Software Procurement Processes
This runbook sets out the processes involved in procuring new software or renewing existing software.
This runbook does not cover procurement that would involve a full commercial tender. This is not covered here but will be identified as part of the Demand Process mentioned later, if required. If that happens then this runbook cannot help you.
This runbook does not cover any exceptional process that may vary from the standard Governence processes. Any variation from these process must be in agreement with Head of Hosting, Budget Holder, Finance, and Commercial.
Before you start
- You have satified, through Discovery, that there is a genuine user need you are meeting with the software
- You have data to support the decision to purchase the software
- You have approval from the Head of Hosting to purchase the software
- You have conducted some form of analysis/evaluation to confirm that the software being purchased is the most appropriate option
Procurng new software
Raise a request for a quote via Demand Management
Demand Management is the team that will help you through the software procurement process and ensure that Governance processes are being followed.
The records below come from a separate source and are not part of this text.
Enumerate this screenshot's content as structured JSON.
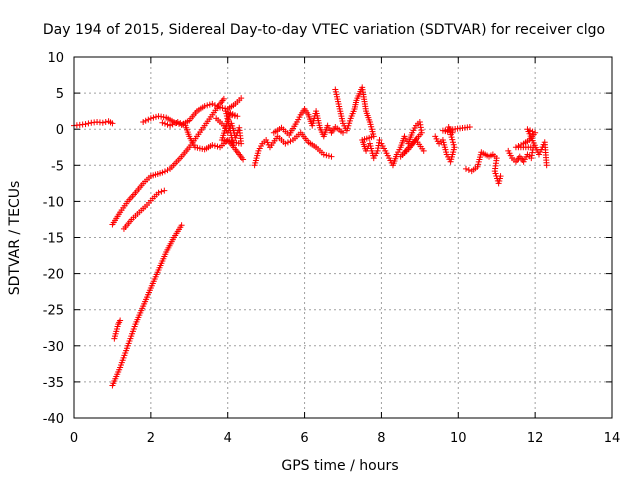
{
  "chart_data": {
    "type": "scatter",
    "title": "Day 194 of 2015, Sidereal Day-to-day VTEC variation (SDTVAR) for receiver clgo",
    "xlabel": "GPS time / hours",
    "ylabel": "SDTVAR / TECUs",
    "xlim": [
      0,
      14
    ],
    "ylim": [
      -40,
      10
    ],
    "xticks": [
      "0",
      "2",
      "4",
      "6",
      "8",
      "10",
      "12",
      "14"
    ],
    "yticks": [
      "10",
      "5",
      "0",
      "-5",
      "-10",
      "-15",
      "-20",
      "-25",
      "-30",
      "-35",
      "-40"
    ],
    "grid": true,
    "marker": "+",
    "color": "#ff0000",
    "segments": [
      {
        "name": "track-flat-start",
        "points": [
          [
            0.0,
            0.5
          ],
          [
            0.15,
            0.6
          ],
          [
            0.3,
            0.7
          ],
          [
            0.45,
            0.9
          ],
          [
            0.6,
            1.0
          ],
          [
            0.75,
            0.9
          ],
          [
            0.9,
            1.1
          ],
          [
            1.0,
            0.8
          ]
        ]
      },
      {
        "name": "track-rising-upper",
        "points": [
          [
            1.0,
            -13.2
          ],
          [
            1.2,
            -11.5
          ],
          [
            1.4,
            -10.0
          ],
          [
            1.6,
            -8.8
          ],
          [
            1.8,
            -7.5
          ],
          [
            2.0,
            -6.5
          ],
          [
            2.3,
            -6.0
          ],
          [
            2.5,
            -5.5
          ],
          [
            2.8,
            -3.8
          ],
          [
            3.0,
            -2.5
          ],
          [
            3.2,
            -1.0
          ],
          [
            3.4,
            0.5
          ],
          [
            3.6,
            2.0
          ],
          [
            3.8,
            3.5
          ],
          [
            3.9,
            4.2
          ]
        ]
      },
      {
        "name": "track-rising-middle",
        "points": [
          [
            1.3,
            -13.8
          ],
          [
            1.5,
            -12.5
          ],
          [
            1.7,
            -11.5
          ],
          [
            1.9,
            -10.5
          ],
          [
            2.05,
            -9.6
          ],
          [
            2.2,
            -8.8
          ],
          [
            2.35,
            -8.5
          ]
        ]
      },
      {
        "name": "track-rising-steep",
        "points": [
          [
            1.0,
            -35.5
          ],
          [
            1.2,
            -33.0
          ],
          [
            1.4,
            -30.0
          ],
          [
            1.6,
            -27.0
          ],
          [
            1.8,
            -24.5
          ],
          [
            2.0,
            -22.0
          ],
          [
            2.2,
            -19.5
          ],
          [
            2.4,
            -17.0
          ],
          [
            2.6,
            -15.0
          ],
          [
            2.8,
            -13.3
          ]
        ]
      },
      {
        "name": "track-steep-offshoot",
        "points": [
          [
            1.05,
            -29.0
          ],
          [
            1.1,
            -28.0
          ],
          [
            1.15,
            -27.0
          ],
          [
            1.2,
            -26.5
          ]
        ]
      },
      {
        "name": "track-hump",
        "points": [
          [
            1.8,
            1.0
          ],
          [
            2.0,
            1.5
          ],
          [
            2.2,
            1.8
          ],
          [
            2.4,
            1.6
          ],
          [
            2.6,
            1.0
          ],
          [
            2.8,
            0.6
          ],
          [
            3.0,
            1.2
          ],
          [
            3.2,
            2.5
          ],
          [
            3.4,
            3.2
          ],
          [
            3.6,
            3.5
          ],
          [
            3.8,
            3.0
          ],
          [
            4.0,
            2.8
          ],
          [
            4.2,
            3.5
          ],
          [
            4.35,
            4.3
          ]
        ]
      },
      {
        "name": "track-dip",
        "points": [
          [
            2.3,
            0.9
          ],
          [
            2.5,
            0.5
          ],
          [
            2.7,
            1.0
          ],
          [
            2.9,
            0.5
          ],
          [
            3.0,
            -1.0
          ],
          [
            3.15,
            -2.5
          ],
          [
            3.4,
            -2.8
          ],
          [
            3.6,
            -2.2
          ],
          [
            3.8,
            -2.5
          ],
          [
            4.0,
            -1.5
          ],
          [
            4.2,
            -2.8
          ],
          [
            4.3,
            -3.5
          ],
          [
            4.4,
            -4.2
          ]
        ]
      },
      {
        "name": "track-scatter-4h",
        "points": [
          [
            3.7,
            1.5
          ],
          [
            3.9,
            0.5
          ],
          [
            4.0,
            -0.5
          ],
          [
            4.1,
            0.8
          ],
          [
            4.2,
            -1.2
          ],
          [
            4.3,
            0.2
          ],
          [
            4.35,
            -2.0
          ],
          [
            3.85,
            -1.5
          ],
          [
            4.05,
            2.0
          ],
          [
            4.25,
            1.8
          ],
          [
            3.95,
            2.5
          ],
          [
            4.15,
            -2.2
          ]
        ]
      },
      {
        "name": "track-5-7h",
        "points": [
          [
            4.7,
            -5.0
          ],
          [
            4.8,
            -3.0
          ],
          [
            4.9,
            -2.0
          ],
          [
            5.0,
            -1.5
          ],
          [
            5.1,
            -2.5
          ],
          [
            5.3,
            -1.0
          ],
          [
            5.5,
            -2.0
          ],
          [
            5.7,
            -1.5
          ],
          [
            5.9,
            -0.5
          ],
          [
            6.1,
            -1.8
          ],
          [
            6.3,
            -2.5
          ],
          [
            6.5,
            -3.5
          ],
          [
            6.7,
            -3.8
          ]
        ]
      },
      {
        "name": "track-5-7h-upper",
        "points": [
          [
            5.2,
            -0.5
          ],
          [
            5.4,
            0.2
          ],
          [
            5.6,
            -0.8
          ],
          [
            5.8,
            1.0
          ],
          [
            5.9,
            2.0
          ],
          [
            6.0,
            2.8
          ],
          [
            6.1,
            2.0
          ],
          [
            6.2,
            0.5
          ],
          [
            6.3,
            2.5
          ],
          [
            6.4,
            0.2
          ],
          [
            6.5,
            -1.0
          ],
          [
            6.6,
            0.5
          ],
          [
            6.7,
            -0.5
          ],
          [
            6.8,
            0.3
          ],
          [
            7.0,
            -0.5
          ]
        ]
      },
      {
        "name": "track-7-8h",
        "points": [
          [
            6.8,
            5.5
          ],
          [
            7.0,
            0.8
          ],
          [
            7.1,
            -0.2
          ],
          [
            7.2,
            1.5
          ],
          [
            7.3,
            2.8
          ],
          [
            7.35,
            4.0
          ],
          [
            7.45,
            5.2
          ],
          [
            7.5,
            5.8
          ],
          [
            7.6,
            2.5
          ],
          [
            7.7,
            1.0
          ],
          [
            7.8,
            -1.0
          ],
          [
            7.5,
            -1.5
          ],
          [
            7.6,
            -3.0
          ],
          [
            7.7,
            -2.0
          ],
          [
            7.8,
            -4.0
          ],
          [
            7.9,
            -3.0
          ],
          [
            7.95,
            -1.5
          ]
        ]
      },
      {
        "name": "track-8-9h",
        "points": [
          [
            8.0,
            -2.0
          ],
          [
            8.1,
            -3.0
          ],
          [
            8.2,
            -4.0
          ],
          [
            8.3,
            -5.0
          ],
          [
            8.4,
            -3.5
          ],
          [
            8.5,
            -2.5
          ],
          [
            8.6,
            -1.0
          ],
          [
            8.7,
            -2.0
          ],
          [
            8.8,
            -0.5
          ],
          [
            8.9,
            0.5
          ],
          [
            9.0,
            1.0
          ],
          [
            9.05,
            -0.5
          ],
          [
            8.5,
            -3.8
          ],
          [
            8.7,
            -2.8
          ],
          [
            8.9,
            -1.5
          ],
          [
            9.1,
            -3.0
          ]
        ]
      },
      {
        "name": "track-9-10h",
        "points": [
          [
            9.4,
            -1.0
          ],
          [
            9.5,
            -2.0
          ],
          [
            9.6,
            -1.5
          ],
          [
            9.7,
            -3.5
          ],
          [
            9.8,
            -4.5
          ],
          [
            9.9,
            -2.5
          ],
          [
            9.75,
            0.3
          ],
          [
            9.85,
            -0.5
          ],
          [
            9.6,
            -0.2
          ],
          [
            10.3,
            0.3
          ]
        ]
      },
      {
        "name": "track-10-11h",
        "points": [
          [
            10.2,
            -5.5
          ],
          [
            10.35,
            -5.8
          ],
          [
            10.5,
            -5.2
          ],
          [
            10.6,
            -3.2
          ],
          [
            10.7,
            -3.5
          ],
          [
            10.8,
            -3.8
          ],
          [
            10.9,
            -3.5
          ],
          [
            11.0,
            -4.0
          ],
          [
            10.95,
            -5.8
          ],
          [
            11.05,
            -7.5
          ],
          [
            11.1,
            -6.5
          ]
        ]
      },
      {
        "name": "track-11-12h",
        "points": [
          [
            11.3,
            -3.0
          ],
          [
            11.4,
            -4.0
          ],
          [
            11.5,
            -4.5
          ],
          [
            11.6,
            -3.8
          ],
          [
            11.7,
            -4.5
          ],
          [
            11.8,
            -3.5
          ],
          [
            11.9,
            -4.0
          ],
          [
            11.95,
            -2.5
          ],
          [
            11.5,
            -2.5
          ],
          [
            11.7,
            -2.0
          ],
          [
            11.85,
            -1.5
          ],
          [
            12.0,
            -0.5
          ],
          [
            11.8,
            0.0
          ],
          [
            12.1,
            -3.5
          ],
          [
            12.25,
            -1.8
          ],
          [
            12.3,
            -5.0
          ]
        ]
      }
    ]
  }
}
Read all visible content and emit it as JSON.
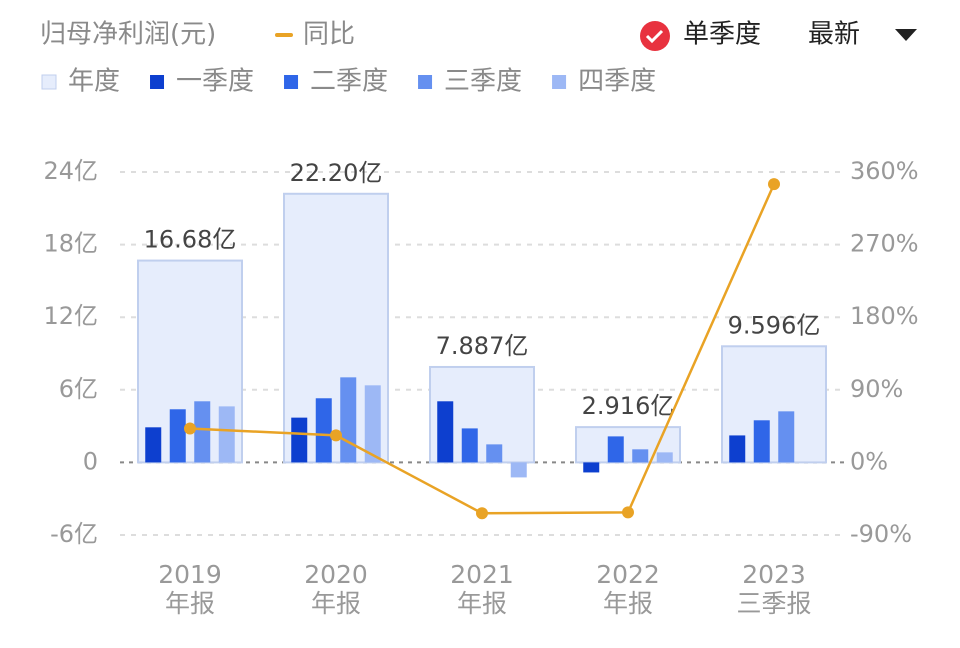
{
  "chart_data": {
    "type": "bar",
    "title": "归母净利润(元)",
    "categories": [
      [
        "2019",
        "年报"
      ],
      [
        "2020",
        "年报"
      ],
      [
        "2021",
        "年报"
      ],
      [
        "2022",
        "年报"
      ],
      [
        "2023",
        "三季报"
      ]
    ],
    "series": [
      {
        "name": "年度",
        "color": "#e6edfc",
        "values": [
          16.68,
          22.2,
          7.887,
          2.916,
          9.596
        ],
        "value_labels": [
          "16.68亿",
          "22.20亿",
          "7.887亿",
          "2.916亿",
          "9.596亿"
        ]
      },
      {
        "name": "一季度",
        "color": "#0d3fcf",
        "values": [
          2.9,
          3.7,
          5.05,
          -0.83,
          2.23
        ]
      },
      {
        "name": "二季度",
        "color": "#2f66e8",
        "values": [
          4.39,
          5.3,
          2.81,
          2.15,
          3.48
        ]
      },
      {
        "name": "三季度",
        "color": "#6590f0",
        "values": [
          5.05,
          7.03,
          1.49,
          1.08,
          4.22
        ]
      },
      {
        "name": "四季度",
        "color": "#9db8f5",
        "values": [
          4.63,
          6.37,
          -1.24,
          0.83,
          null
        ]
      },
      {
        "name": "同比",
        "type": "line",
        "axis": "y2",
        "color": "#e9a325",
        "values": [
          42,
          33.5,
          -63,
          -62,
          345
        ]
      }
    ],
    "ylim": [
      -6,
      24
    ],
    "yticks": [
      {
        "value": -6,
        "label": "-6亿"
      },
      0,
      {
        "value": 6,
        "label": "6亿"
      },
      {
        "value": 12,
        "label": "12亿"
      },
      {
        "value": 18,
        "label": "18亿"
      },
      {
        "value": 24,
        "label": "24亿"
      }
    ],
    "y2lim": [
      -90,
      360
    ],
    "y2ticks": [
      {
        "value": -90,
        "label": "-90%"
      },
      {
        "value": 0,
        "label": "0%"
      },
      {
        "value": 90,
        "label": "90%"
      },
      {
        "value": 180,
        "label": "180%"
      },
      {
        "value": 270,
        "label": "270%"
      },
      {
        "value": 360,
        "label": "360%"
      }
    ],
    "grid": true
  },
  "controls": {
    "checkbox": "单季度",
    "dropdown": "最新"
  }
}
Raise a New Demand Request via ServiceNow.
As part of this process you will need to know the following: - Cost Centre - Business Entity Code - Brief summary of the requirement - Justification for the purchase
A Demand Manager will be assigned to your request and contact you for any additional information and advise you of next steps (which are set out in this runbook), and request a quote for the software based on the requirement provided.
Securty Review
Security have guidance of software usage
For new software you must request an assessment by the Security Team.
On approval of the assessment confirm the outcome to Demand Management. You will need this information for Triage and when you complete the Commercial Coversheet at a later stage.
Data & Privancy Impact Assessment (DPIA)
To understand and manage risks associated with the processing and handling of data you may need to complete a Data & Privancy Impact Assessment
Contact Data Privacy Teamto start a DPIA screening. Depnding on the type of data being processed the DPIA Team may ask you to complete a full assessment.
On approval of the assessment or screening confirm the outcome to Demand Management. You will need this information for Triage and when you complete the Commercial Coversheet at a later stage.
Budget Holder and Finance Business Partner(FBP) Approval
Email Budget Holder and FBP with a brief summary of the requirement and quote. Keep copies of the approvals which will be needed to request the purchase order.
As part of this step confirm whether the spend approvals are covered by the Triage or Delegated Authority Process. Most new requests will require Triage approval.
Triage
Complete Triage Form and send to Digital Assurance for the weekly Triage Board.
You will need to include: - copy of Budget Holder approval email - copy of FBP approval email - copy of Quote
Triage will approve, approve with condition, or reject a request. If approved you can proceed to next steps.
Delegated Authority
If Delegated Authority is appropraite complete the Justice Digital Delegated Authority form.
Complete Commercial Coversheet
Demand Management will provide you with a Commercial Coversheet to complete. This provides information to Commercial to assist in purchase of the software. This form will need to be provided to Finance to raise a PO.
Request a Purchase Order
Email the Finance Team with a request for a purchase order. The email must include: - copy of Budget Holder approval email - copy of FBP approval email - copy of Commercial Coversheet - copy of Quote
When the PO is created (which can take a couple of weeks) send a copy of the PO to the Software Asset Management(SAM) Team.
Status updates on the purchase and start date
These steps will vary depending on the software vendor onboarding process. However for updates on progress contact the SAM Team
Renewing software
The software renewal process is very similar to the process for procuring new software with a few exceptions which are detailed as follows:
Trigger to renew software
4 months prior to the expiry of the contract you will be contacted by the Software Assesst Management Team (SAM) about your intention to renew a subscription.
If you are intending to renew on the same terms you can confirm that you will renew and request a quote.
If you requirement is changing at renewal e.g. adding additional licences you will need to go via Demand and Triage as if this was a new request.
Data Privacy and Impact Assessment
Not required unless: - A DPIA does not currently exist for the software you are renewing - A DPIA exists but there has been a change to how the data is processed or held - A DPIA exists but the type of data held has changed
Security Assessment
Not required unless: - Your DPIA was not overseen by MoJ’s DPIA approval processes - There has been a change to how the software is storing data - There have been changes to the number or type of risks associated with this software
Spend Controls
As this is a renewal the subscription will already be in the budget. Unless you are making changes to the subscription this will be covered by Delegated Authority process mentioned earlier. Once the Delegated Authority form has been completed you can request a PO to be raised via the Finanace Team as per the process above.